I mentioned that Bowling Green is home to the Corvette plant and has a good Corvette
Museum next to it, but Tom didn’t seem to have any interest in going there, so we
passed by and continued on to Nashville.
We skirted Nashville on the Briley Parkway, which goes past the new Grand Ole Opry
Theater, because I wanted to see what damage the earlier floods had done there. It was
extensive, and a lot of rebuilding was going on. All of the large stores that flank the
theater were also closed and looked horrible.
The day seemed to be one of missed opportunities. We wanted to visit a distillery that I
knew was just off I-24 between Nashville and Chattanooga, but somehow we drove on
past the exit and never saw the sign for it. Due to the lack of touring, we arrived at our
destination, Chattanooga, at 4 PM.
I had reserved a room at a hotel west of town, due to its proximity to some optional
sights, Ruby Falls and Rock City. I knew both to be privately owned enterprises up on
Lookout Mountain, so I wasn’t too disappointed to learn that Tom wasn’t in the mood to
go see more attractions. I still had one place to visit, however, so I left him at the motel
room and started a solo quest.
http://www.roadtripamerica.com/photo..._Canyon_SP.jpg
Cloudland Canyon State Park is rather remote and caters to campers and hikers
more than road trippers. It certainly is pretty though.
My destination turned out to be a little farther away than I thought. I drove for miles over
a two-lane highway to get to a Georgia state park named Cloudland Canyon. The name
implied a high and scenic place, and it didn’t disappoint on that score. The only flaw I
found is that it is a park for hikers and campers, neither of which I am. There appeared
to be only one overlook in the park accessible by road. The rest was for to hikers only.

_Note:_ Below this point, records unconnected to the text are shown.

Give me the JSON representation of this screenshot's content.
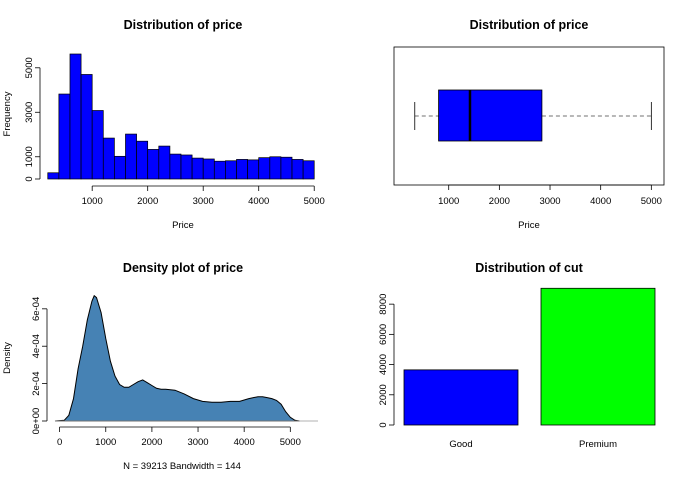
{
  "colors": {
    "primary": "#0000ff",
    "density_fill": "#4682b4",
    "premium": "#00ff00",
    "axis": "#000000"
  },
  "chart_data": [
    {
      "type": "bar",
      "subtype": "histogram",
      "title": "Distribution of price",
      "xlabel": "Price",
      "ylabel": "Frequency",
      "bin_width": 200,
      "bin_starts": [
        200,
        400,
        600,
        800,
        1000,
        1200,
        1400,
        1600,
        1800,
        2000,
        2200,
        2400,
        2600,
        2800,
        3000,
        3200,
        3400,
        3600,
        3800,
        4000,
        4200,
        4400,
        4600,
        4800
      ],
      "values": [
        280,
        3820,
        5620,
        4700,
        3080,
        1840,
        1020,
        2020,
        1700,
        1330,
        1480,
        1120,
        1080,
        940,
        900,
        800,
        820,
        880,
        860,
        960,
        1000,
        980,
        880,
        820
      ],
      "xlim": [
        150,
        5050
      ],
      "ylim": [
        0,
        5800
      ],
      "xticks": [
        1000,
        2000,
        3000,
        4000,
        5000
      ],
      "yticks": [
        0,
        1000,
        3000,
        5000
      ],
      "xtick_labels": [
        "1000",
        "2000",
        "3000",
        "4000",
        "5000"
      ],
      "ytick_labels": [
        "0",
        "1000",
        "3000",
        "5000"
      ]
    },
    {
      "type": "boxplot",
      "title": "Distribution of price",
      "xlabel": "Price",
      "orientation": "horizontal",
      "min": 330,
      "q1": 800,
      "median": 1420,
      "q3": 2840,
      "max": 5000,
      "xlim": [
        -80,
        5250
      ],
      "xticks": [
        1000,
        2000,
        3000,
        4000,
        5000
      ],
      "xtick_labels": [
        "1000",
        "2000",
        "3000",
        "4000",
        "5000"
      ]
    },
    {
      "type": "area",
      "subtype": "density",
      "title": "Density plot of price",
      "ylabel": "Density",
      "xlabel": "N = 39213   Bandwidth = 144",
      "x": [
        -100,
        100,
        200,
        300,
        400,
        500,
        600,
        700,
        750,
        800,
        900,
        1000,
        1100,
        1200,
        1300,
        1400,
        1500,
        1600,
        1700,
        1800,
        1900,
        2000,
        2100,
        2200,
        2300,
        2500,
        2700,
        2900,
        3100,
        3300,
        3500,
        3700,
        3900,
        4100,
        4200,
        4300,
        4400,
        4500,
        4600,
        4700,
        4800,
        4900,
        5000,
        5100,
        5200
      ],
      "y": [
        0,
        4e-06,
        3e-05,
        0.00012,
        0.00028,
        0.0004,
        0.00054,
        0.00064,
        0.00067,
        0.00066,
        0.00058,
        0.00044,
        0.00032,
        0.00024,
        0.000195,
        0.00018,
        0.00018,
        0.000195,
        0.00021,
        0.00022,
        0.000205,
        0.00019,
        0.000175,
        0.00017,
        0.00017,
        0.000165,
        0.000145,
        0.00012,
        0.000105,
        0.0001,
        0.0001,
        0.000105,
        0.000105,
        0.00012,
        0.000125,
        0.00013,
        0.00013,
        0.000125,
        0.00012,
        0.00011,
        9e-05,
        5e-05,
        2e-05,
        4e-06,
        0
      ],
      "xlim": [
        -100,
        5600
      ],
      "ylim": [
        0,
        0.00069
      ],
      "xticks": [
        0,
        1000,
        2000,
        3000,
        4000,
        5000
      ],
      "yticks": [
        0,
        0.0002,
        0.0004,
        0.0006
      ],
      "xtick_labels": [
        "0",
        "1000",
        "2000",
        "3000",
        "4000",
        "5000"
      ],
      "ytick_labels": [
        "0e+00",
        "2e-04",
        "4e-04",
        "6e-04"
      ]
    },
    {
      "type": "bar",
      "title": "Distribution of cut",
      "categories": [
        "Good",
        "Premium"
      ],
      "values": [
        3650,
        9050
      ],
      "bar_colors": [
        "#0000ff",
        "#00ff00"
      ],
      "ylim": [
        0,
        9400
      ],
      "yticks": [
        0,
        2000,
        4000,
        6000,
        8000
      ],
      "ytick_labels": [
        "0",
        "2000",
        "4000",
        "6000",
        "8000"
      ]
    }
  ]
}
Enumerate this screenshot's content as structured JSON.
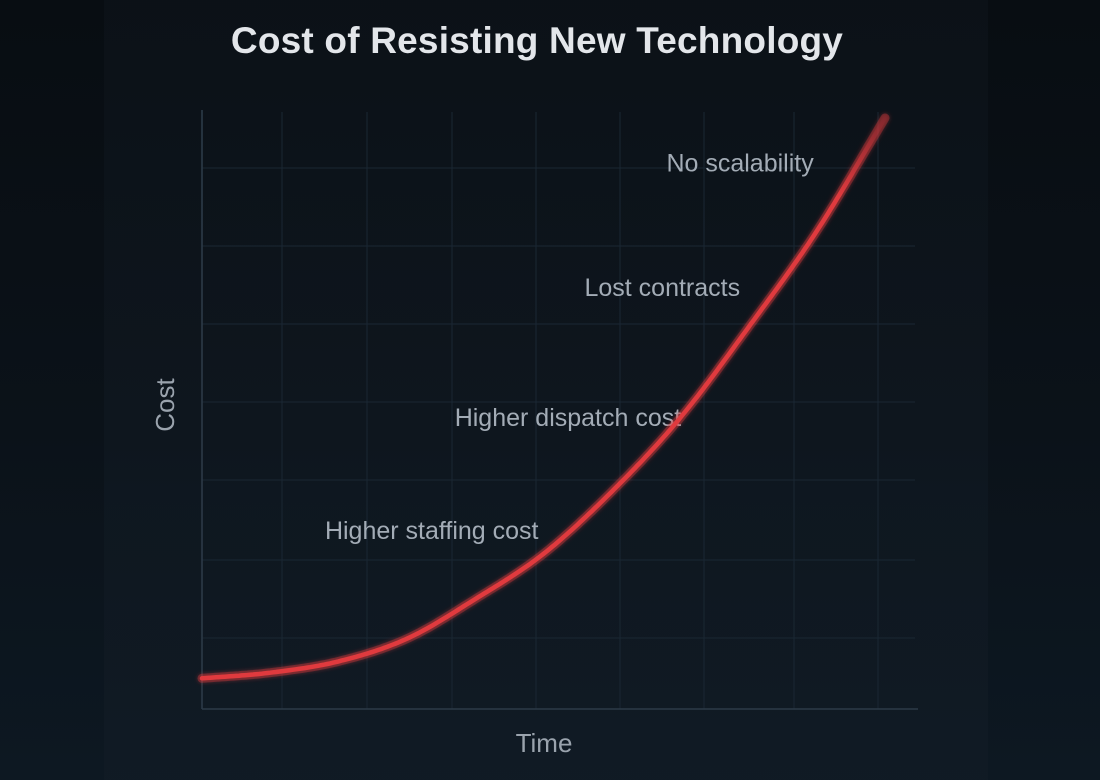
{
  "chart_data": {
    "type": "line",
    "title": "Cost of Resisting New Technology",
    "xlabel": "Time",
    "ylabel": "Cost",
    "grid": true,
    "axis_ticks": false,
    "line_color": "#e03a3e",
    "background_color": "#0b1118",
    "x": [
      0,
      0.1,
      0.2,
      0.3,
      0.4,
      0.5,
      0.6,
      0.7,
      0.8,
      0.9,
      1.0
    ],
    "series": [
      {
        "values": [
          0.01,
          0.02,
          0.04,
          0.08,
          0.15,
          0.23,
          0.34,
          0.47,
          0.63,
          0.8,
          1.0
        ]
      }
    ],
    "ylim": [
      0,
      1
    ],
    "xlim": [
      0,
      1
    ],
    "annotations": [
      {
        "text": "No scalability",
        "x": 0.68,
        "y": 0.92
      },
      {
        "text": "Lost contracts",
        "x": 0.56,
        "y": 0.7
      },
      {
        "text": "Higher dispatch cost",
        "x": 0.37,
        "y": 0.47
      },
      {
        "text": "Higher staffing cost",
        "x": 0.18,
        "y": 0.27
      }
    ]
  }
}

It is beautiful and pretty wild looking, though, so it was worth the time and effort to see it.
Once I got back to the hotel, were able to go downtown to get a nice early dinner. We
found a nice Italian/American restaurant on Broad Street, the Bluewater Grill, and both
had excellent meals at a reasonable price.
We were back at the hotel by dusk, and I actually retired early for the first time on the
entire trip. Tomorrow is an easy day with a five-hour drive to get back home, so with that
on the agenda, I am wrapping up this trip journal. It has been fun and we saw most of
what we had planned. I think we got along well, and I certainly appreciated having Tom
along to converse with and to share the scenery as well as the expenses.
Oh yes, I’m already in the late planning stages for another trip this summer with my wife.
We’re heading out west again. This will be a two-week sojourn to at least two places we
never have seen before, Capitol Reef and El Malpais National Parks. I’ll journal that
one, too.
http://www.roadtripamerica.com/photo...ve_Cricket.jpg
We did see some wildlife in Mammoth Cave. Here is a cave cricket. I wonder if he
had a tiny camera and was taking my picture at the same time.
http://www.roadtripamerica.com/photo...e_Grafitti.jpg
Before mammoth Cave became a national park, the owner used to allow people to
pay him to etch their names or other graffiti in the cave. Here is some of that. You
can see that a Perdue Boilermaker was here in 1926. Today, of course, the policy
is “Leave only footprints, take only memories.”